Everyone’s weighed in on Jonathan Ives leaving Apple, and originally I didn’t have anything new to say. It sure looked like this was coming if you followed the work he was doing with Jacobs (?) on charity items, work on Apple Park from furniture to walls, etc. He may have led teams doing hardware redesigns, and was probably giving some detailed, serious (and seriously good) feedback on projects delivered to him, feedback that likely drove those designers nuts, but day-to-day Apple hardware? Maybe the Pro case? But, ultimately, I’d believe not so much.
But the release of Texas Hold ’Em, an app peak Jobsian in its appreciation of the skeuomorphic, the death of the 12" MacBook, and the rumors of Macbooks getting away from the butterfly keyboard as quickly as possible – combined with iOS 7 – gave me a distinct thought:
When the designer gets to choose the key constraints and is not given them, you risk unproductive idealism.
Ives was about minimalism. Oh, I’d love to see him write some code. It would be beautifully DRY without one wasted line. But it also might only do 80% of what the acceptance criteria requested.
iOS 7 was an interesting thought experiment: How flat can I make UI and still have it be a human-friendly UI? We got there… and a little farther. You sometimes have to cross the line to find it, and you could argue we really didn’t need to find it. But he did, and we did, and iOS has spent several years now recovering -- and has done that recovering not, as I understand it, under his leadership.
But Ives selected “flat”. Nobody was clamoring for flat. That was his constraint, his ideal, his Moby Dick. Not ours, iOS users’. That was only his.
The butterfly keyboard is similar. The MacBook Air I’m using right now, pre-butterfly, is plenty small enough. The extra ports it has make a lot of sense. It may not be a marvel of ideal design, but it is a marvel of practical design.
But that wasn’t enough for Ives’ Apple. They felt they had to find the line – for thinness. For minimalism. And then they unknowingly crossed it. It’s beautiful to have the same holes on each side of the machine, but it’s not human-friendly. It’s wonderful to have the thinest notebook ever, but not if it means that your keyboard craps outs. It’s great to have a 12“ MacBook with a beautiful ”retina" screen, but you’re telling me not only is my CPU pitifully constrained, but that I can’t use a jump drive and my power supply at the same time?

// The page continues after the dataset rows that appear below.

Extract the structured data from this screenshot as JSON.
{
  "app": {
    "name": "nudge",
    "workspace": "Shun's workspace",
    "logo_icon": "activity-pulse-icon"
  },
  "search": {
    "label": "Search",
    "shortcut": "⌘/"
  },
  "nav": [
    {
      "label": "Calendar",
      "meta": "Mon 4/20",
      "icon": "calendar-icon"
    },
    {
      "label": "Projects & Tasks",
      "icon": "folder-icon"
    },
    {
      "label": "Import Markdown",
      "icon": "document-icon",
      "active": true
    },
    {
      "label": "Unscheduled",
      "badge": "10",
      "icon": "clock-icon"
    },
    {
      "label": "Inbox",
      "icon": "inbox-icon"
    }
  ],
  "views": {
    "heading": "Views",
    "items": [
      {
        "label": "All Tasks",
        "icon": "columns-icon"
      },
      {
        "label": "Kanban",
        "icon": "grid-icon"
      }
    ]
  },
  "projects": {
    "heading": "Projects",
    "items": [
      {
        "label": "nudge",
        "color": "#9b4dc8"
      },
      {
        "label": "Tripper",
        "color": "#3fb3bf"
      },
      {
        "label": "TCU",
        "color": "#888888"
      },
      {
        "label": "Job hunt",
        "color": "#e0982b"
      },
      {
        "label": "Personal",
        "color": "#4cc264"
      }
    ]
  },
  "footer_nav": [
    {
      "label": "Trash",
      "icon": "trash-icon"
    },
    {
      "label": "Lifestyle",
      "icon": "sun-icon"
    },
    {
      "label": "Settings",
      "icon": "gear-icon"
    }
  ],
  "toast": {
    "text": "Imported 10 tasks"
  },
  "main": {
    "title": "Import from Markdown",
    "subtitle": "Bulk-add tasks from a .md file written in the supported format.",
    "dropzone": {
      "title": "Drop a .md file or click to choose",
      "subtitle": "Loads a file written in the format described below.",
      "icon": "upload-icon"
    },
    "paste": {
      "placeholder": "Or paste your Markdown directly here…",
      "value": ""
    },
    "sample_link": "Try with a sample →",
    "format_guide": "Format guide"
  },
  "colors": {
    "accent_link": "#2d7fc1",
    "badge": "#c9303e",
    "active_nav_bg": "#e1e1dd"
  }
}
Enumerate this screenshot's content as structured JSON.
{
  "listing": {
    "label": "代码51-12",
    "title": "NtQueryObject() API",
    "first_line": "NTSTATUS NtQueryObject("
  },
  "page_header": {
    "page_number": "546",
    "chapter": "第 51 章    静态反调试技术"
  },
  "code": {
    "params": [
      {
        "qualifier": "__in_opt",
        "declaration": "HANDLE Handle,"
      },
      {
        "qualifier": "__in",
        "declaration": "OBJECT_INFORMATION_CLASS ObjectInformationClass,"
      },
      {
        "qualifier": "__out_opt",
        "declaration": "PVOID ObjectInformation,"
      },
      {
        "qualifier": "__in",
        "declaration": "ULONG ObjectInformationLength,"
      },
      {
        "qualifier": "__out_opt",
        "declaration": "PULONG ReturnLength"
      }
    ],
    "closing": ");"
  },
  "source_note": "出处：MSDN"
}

Who said we needed thinner notebooks and flatter UIs? Nobody. These were design goals – design contraints – picked by the designer. So much of a notebook’s design aren't elective constraints, but inherent ones for the device. That we need human-sized keys on the keyboard. That we need screens designed for the human eye. That we need the processing power to run a modern OS. That our antennae must get adequate WiFi signal. That our batteries last for a work day plus.
But those real-world, human constraints operate against Ives’ elective constraints of minimalism and thinness. He stopped designing for the world and started pursuing ideals. Some of those just happened to work fine with users – the iPhone is as much fashion as practical computer, after all, and we would all yet benefit from still smaller slabs in our pockets. We have not yet reached the functional peak of thinness for phones. We have with laptops.
Same with computer and phone screens' resolutions: We are now to the peak, where it’s almost impossible to see pixels with the naked eye, at least for someone who’s not nearsighted. Ives' ideals were useful there (and luckily even he realizes "more than more than the eye can see" has no practical value), but on the thinness & flatness fronts the Ives train has played itself out.
And it was at that point of idealism that Ives ceased being a good leader for the largest company by revenue in the world, one that ultimately sells devices to actual humans trying to get daily work done.